Hate crimes are crimes motivated by an attacker’s bias against the victim. These acts can terrorize entire communities by making members of a particular group fearful. Several states have hate crime laws in place to provide a basis for prosecuting crimes motivated by this kind of bias. Some of these laws include sexual orientation and gender identity or gender expression as the basis for bringing a hate crime charge.
The federal hate crimes law, the Matthew Shepard and James Byrd, Jr. Hate Crimes Prevention Act, has been amended to include sexual orientation and gender identity. The law allows the government to give grants and assistance to state and local authorities in order for them to be able to investigate and prosecute hate crimes. It can often be difficult to prove bias or animus in hate crimes cases, and this law helps to provide resources toward that end. Unfortunately, if state or local officials decide not to prosecute a hate crime, the federal government cannot ensure that the perpetrators are charged.
Intimate Partner Violence
Intimate partner violence is usually given news coverage in relation to heterosexual couples, but this type of violence is also an issue in the LGBTQ community. Those victimized by an intimate partner are more likely to suffer depression, illness, and substance abuse issues. Generally, this type of violence is about power and control, rather than gender. Each state has its own laws regarding intimate partner violence, including its own system of criminal penalties.

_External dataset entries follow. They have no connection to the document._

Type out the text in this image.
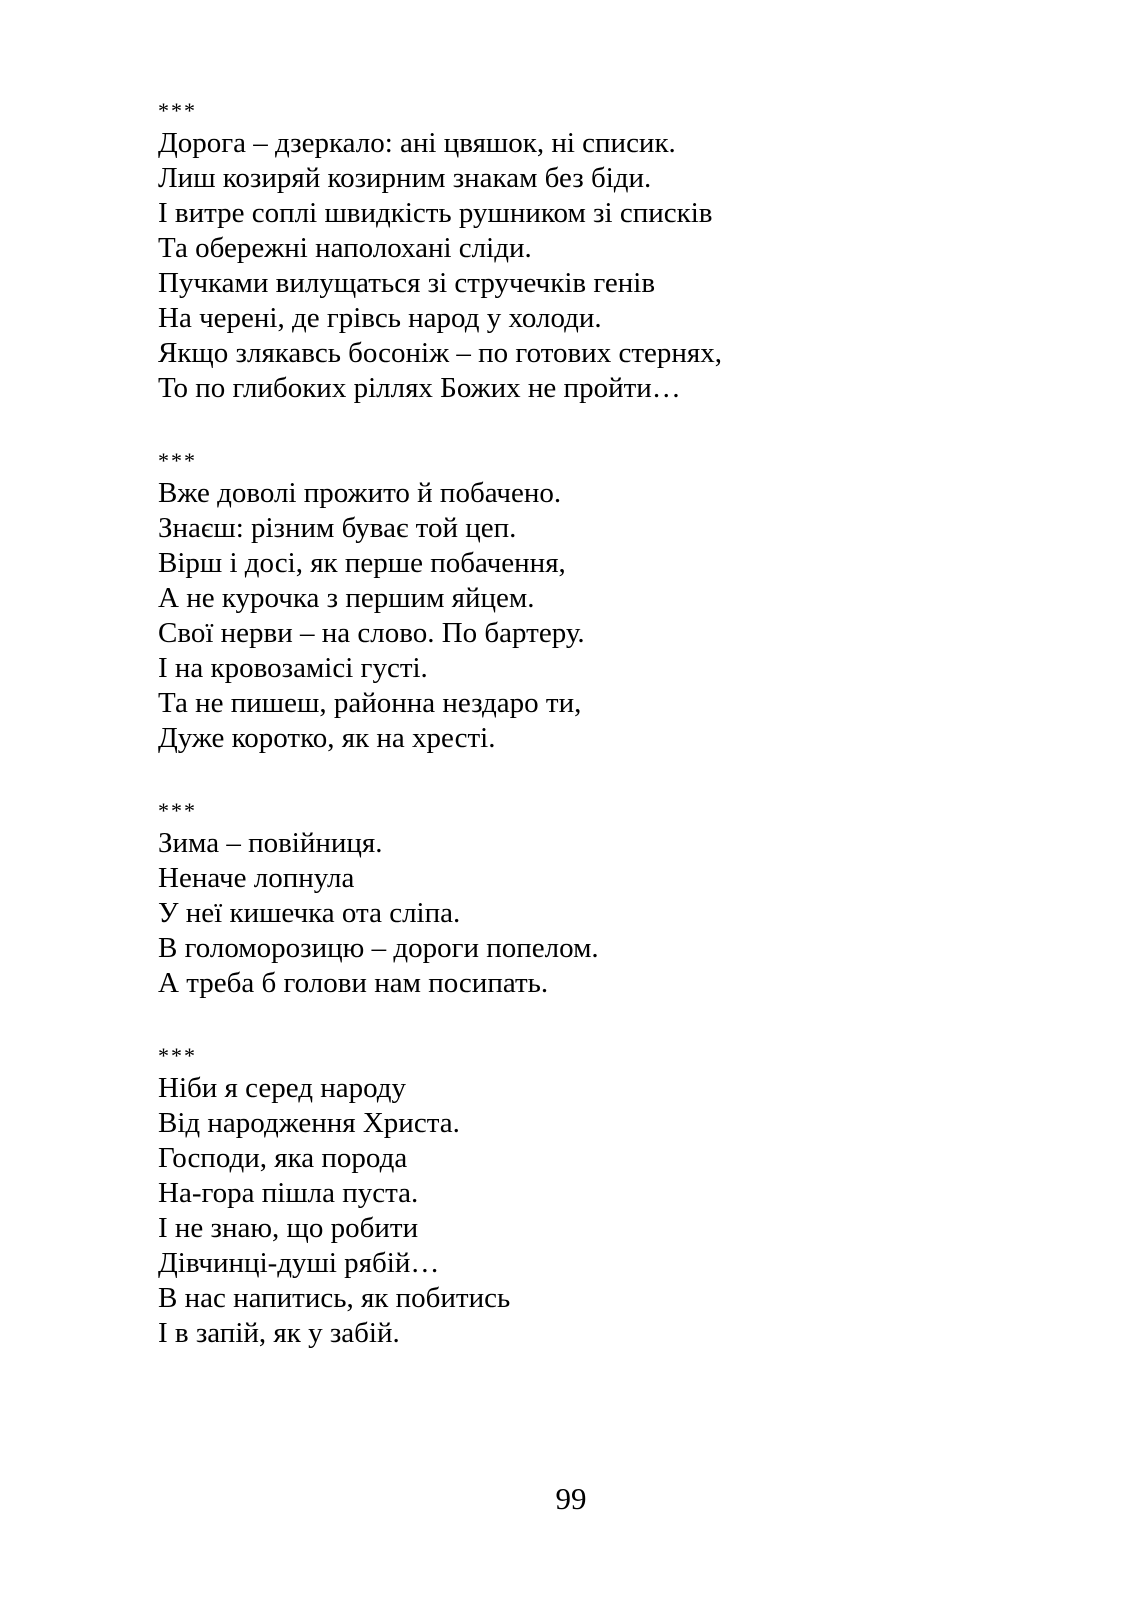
***
Дорога – дзеркало: ані цвяшок, ні списик.
Лиш козиряй козирним знакам без біди.
І витре соплі швидкість рушником зі списків
Та обережні наполохані сліди.
Пучками вилущаться зі стручечків генів
На черені, де грівсь народ у холоди.
Якщо злякавсь босоніж – по готових стернях,
То по глибоких ріллях Божих не пройти…
***
Вже доволі прожито й побачено.
Знаєш: різним буває той цеп.
Вірш і досі, як перше побачення,
А не курочка з першим яйцем.
Свої нерви – на слово. По бартеру.
І на кровозамісі густі.
Та не пишеш, районна нездаро ти,
Дуже коротко, як на хресті.
***
Зима – повійниця.
Неначе лопнула
У неї кишечка ота сліпа.
В голоморозицю – дороги попелом.
А треба б голови нам посипать.
***
Ніби я серед народу
Від народження Христа.
Господи, яка порода
На-гора пішла пуста.
І не знаю, що робити
Дівчинці-душі рябій…
В нас напитись, як побитись
І в запій, як у забій.
99
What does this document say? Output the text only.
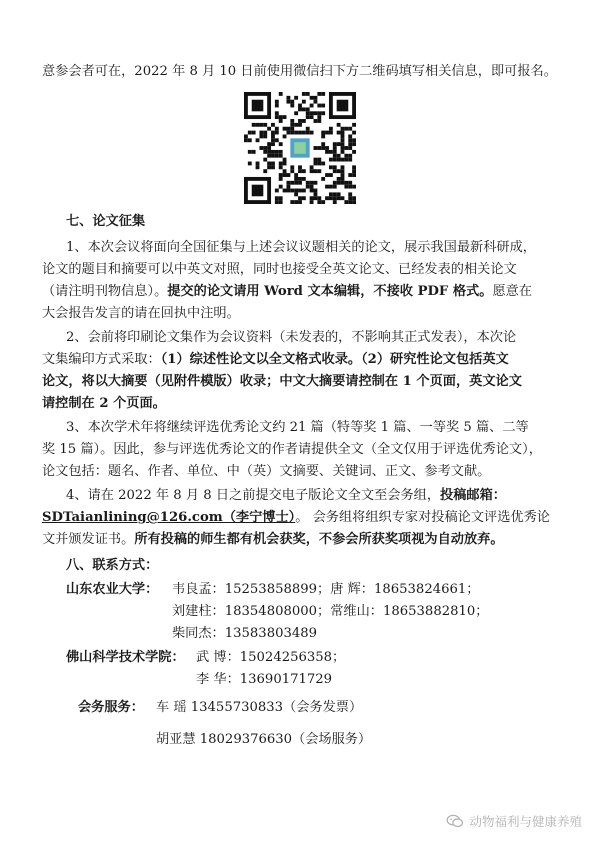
意参会者可在，2022 年 8 月 10 日前使用微信扫下方二维码填写相关信息，即可报名。
七、论文征集
1、本次会议将面向全国征集与上述会议议题相关的论文，展示我国最新科研成，
论文的题目和摘要可以中英文对照，同时也接受全英文论文、已经发表的相关论文
（请注明刊物信息）。提交的论文请用 Word 文本编辑，不接收 PDF 格式。愿意在
大会报告发言的请在回执中注明。
2、会前将印刷论文集作为会议资料（未发表的，不影响其正式发表），本次论
文集编印方式采取：（1）综述性论文以全文格式收录。（2）研究性论文包括英文
论文，将以大摘要（见附件模版）收录；中文大摘要请控制在 1 个页面，英文论文
请控制在 2 个页面。
3、本次学术年将继续评选优秀论文约 21 篇（特等奖 1 篇、一等奖 5 篇、二等
奖 15 篇）。因此，参与评选优秀论文的作者请提供全文（全文仅用于评选优秀论文），
论文包括：题名、作者、单位、中（英）文摘要、关键词、正文、参考文献。
4、请在 2022 年 8 月 8 日之前提交电子版论文全文至会务组，投稿邮箱：
SDTaianlining@126.com（李宁博士）。 会务组将组织专家对投稿论文评选优秀论
文并颁发证书。所有投稿的师生都有机会获奖，不参会所获奖项视为自动放弃。
八、联系方式：
山东农业大学：	韦良孟：15253858899；唐 辉：18653824661；
刘建柱：18354808000；常维山：18653882810；
柴同杰：13583803489
佛山科学技术学院： 武 博：15024256358；
李 华：13690171729
会务服务： 车 瑶 13455730833（会务发票）
胡亚慧 18029376630（会场服务）
动物福利与健康养殖
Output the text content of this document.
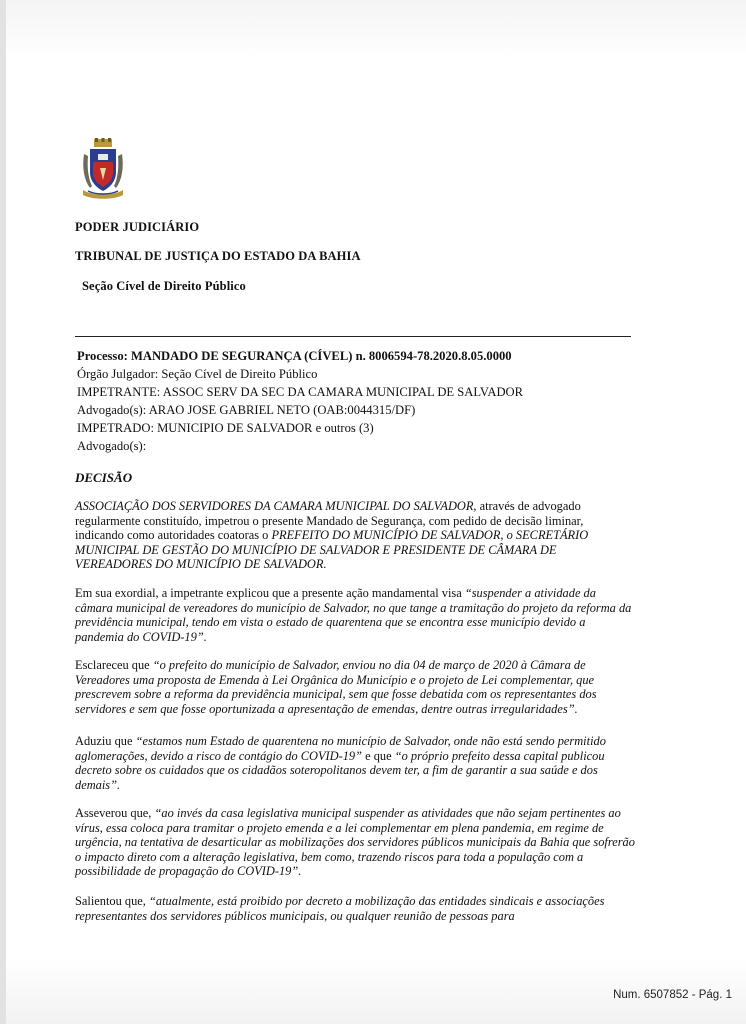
PODER JUDICIÁRIO
TRIBUNAL DE JUSTIÇA DO ESTADO DA BAHIA
Seção Cível de Direito Público
Processo: MANDADO DE SEGURANÇA (CÍVEL) n. 8006594-78.2020.8.05.0000
Órgão Julgador: Seção Cível de Direito Público
IMPETRANTE: ASSOC SERV DA SEC DA CAMARA MUNICIPAL DE SALVADOR
Advogado(s): ARAO JOSE GABRIEL NETO (OAB:0044315/DF)
IMPETRADO: MUNICIPIO DE SALVADOR e outros (3)
Advogado(s):
DECISÃO
ASSOCIAÇÃO DOS SERVIDORES DA CAMARA MUNICIPAL DO SALVADOR, através de advogado regularmente constituído, impetrou o presente Mandado de Segurança, com pedido de decisão liminar, indicando como autoridades coatoras o PREFEITO DO MUNICÍPIO DE SALVADOR, o SECRETÁRIO MUNICIPAL DE GESTÃO DO MUNICÍPIO DE SALVADOR E PRESIDENTE DE CÂMARA DE VEREADORES DO MUNICÍPIO DE SALVADOR.
Em sua exordial, a impetrante explicou que a presente ação mandamental visa “suspender a atividade da câmara municipal de vereadores do município de Salvador, no que tange a tramitação do projeto da reforma da previdência municipal, tendo em vista o estado de quarentena que se encontra esse município devido a pandemia do COVID-19”.
Esclareceu que “o prefeito do município de Salvador, enviou no dia 04 de março de 2020 à Câmara de Vereadores uma proposta de Emenda à Lei Orgânica do Município e o projeto de Lei complementar, que prescrevem sobre a reforma da previdência municipal, sem que fosse debatida com os representantes dos servidores e sem que fosse oportunizada a apresentação de emendas, dentre outras irregularidades”.
Aduziu que “estamos num Estado de quarentena no município de Salvador, onde não está sendo permitido aglomerações, devido a risco de contágio do COVID-19” e que “o próprio prefeito dessa capital publicou decreto sobre os cuidados que os cidadãos soteropolitanos devem ter, a fim de garantir a sua saúde e dos demais”.
Asseverou que, “ao invés da casa legislativa municipal suspender as atividades que não sejam pertinentes ao vírus, essa coloca para tramitar o projeto emenda e a lei complementar em plena pandemia, em regime de urgência, na tentativa de desarticular as mobilizações dos servidores públicos municipais da Bahia que sofrerão o impacto direto com a alteração legislativa, bem como, trazendo riscos para toda a população com a possibilidade de propagação do COVID-19”.
Salientou que, “atualmente, está proibido por decreto a mobilização das entidades sindicais e associações representantes dos servidores públicos municipais, ou qualquer reunião de pessoas para
Num. 6507852 - Pág. 1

Perhaps because many LGBTQ people have had negative experiences when interacting law enforcement in the past, oftentimes LGBTQ victims of violence are reluctant to report. This issue is compounded by a tendency on the part of many police to disbelieve allegations of this nature by victims who are in same-sex relationships. Of the small percentage of LGBTQ victims who report intimate partner violence, statistics show that in 1/3 of those cases the victim rather than the perpetrator was arrested.
Correctional facilities are supposed to respect the dignity and human rights of prisoners, and protect them from harm. Prisoners’ rights are often not respected, but LGBTQ prisoners are at particular risk for abuse, denial of medical care, and discrimination from prison staff, guards and other prisoners. Transgender prisoners face particularly severe risks. Part of this is because they are frequently placed in sex-segregated prisons based on their sex assigned at birth, rather than in accordance with their gender identity. In many case the prison staff, not just fellow inmates, participate in harassment, abusive physical searches, and sexual assault.
The Prison Rape Elimination Act (PREA), which provides standards that apply to federal, state, and local prisons and jails, was passed in 2013. A state that does not comply risks forfeiting federal funds.